McClendon majored in European history at Yale, then received MA
and PhD degrees in European history from Stanford. She is married
and has three cats. McClendon was born in New York City and grew
up in Canarsie. She still considers herself “a hardened New
Yorker,” but adds, “I have to confess I love LA.”
Her fondest memory of BFS is “everything,” she said
in a telephone interview from her West Coast home. “I wax
ecstatic about it whenever I have the opportunity. I came in 1970,
I was in 6th grade.” Her sister Margot also attended BFS
and graduated two years after her. “I miss the teachers.
They always took you seriously, no matter how much of a jerk you
were being. At Brooklyn Friends I learned how to be a human being.

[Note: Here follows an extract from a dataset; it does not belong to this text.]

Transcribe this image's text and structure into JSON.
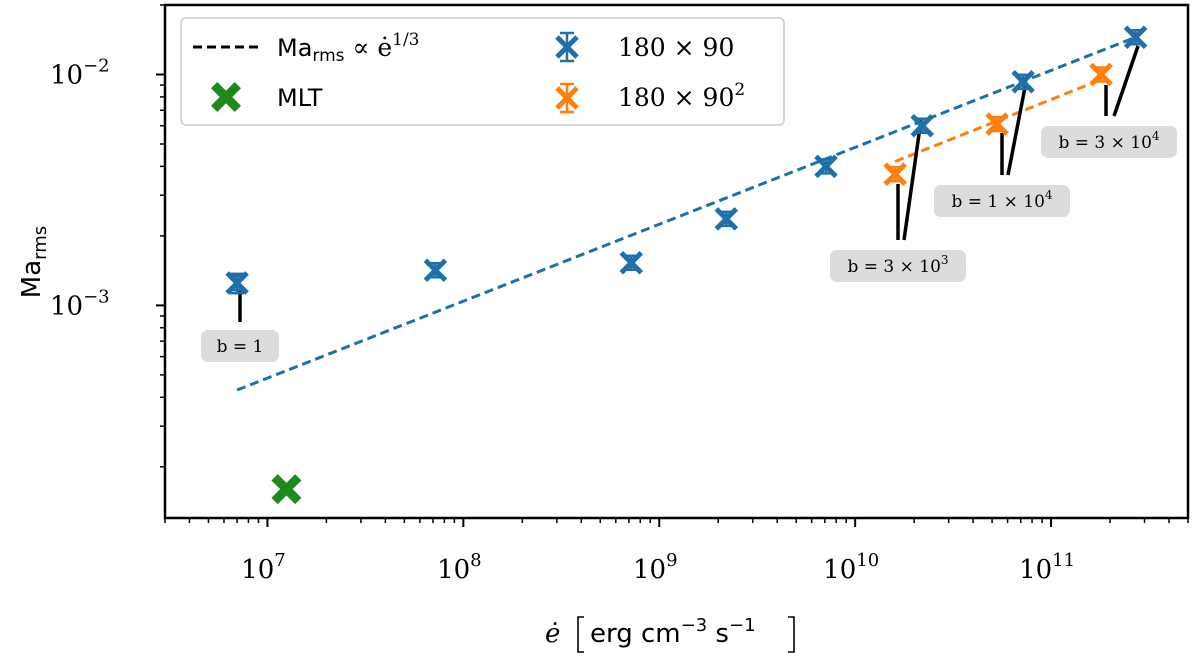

I try to do the same for my students.” In particular she
recalls Madame Davis, who recently passed away. “I stopped
studying French when I got to college because no one was as good
as Madame Davis.”
She also remembers her in-house community service work at the
school, which in her day was structured differently than now. “I
pushed a broom twice a week. I also worked in the Lower School.” Her
classmates “worked in the cafeteria, they also worked at
the front desk, we were everywhere in the building.”
She advises current BFS students that the best thing for them
to take away from their experience here is a sense of “how
to live in the world, to learn about your community and your role
in it. Community service is the greatest gift you can give.”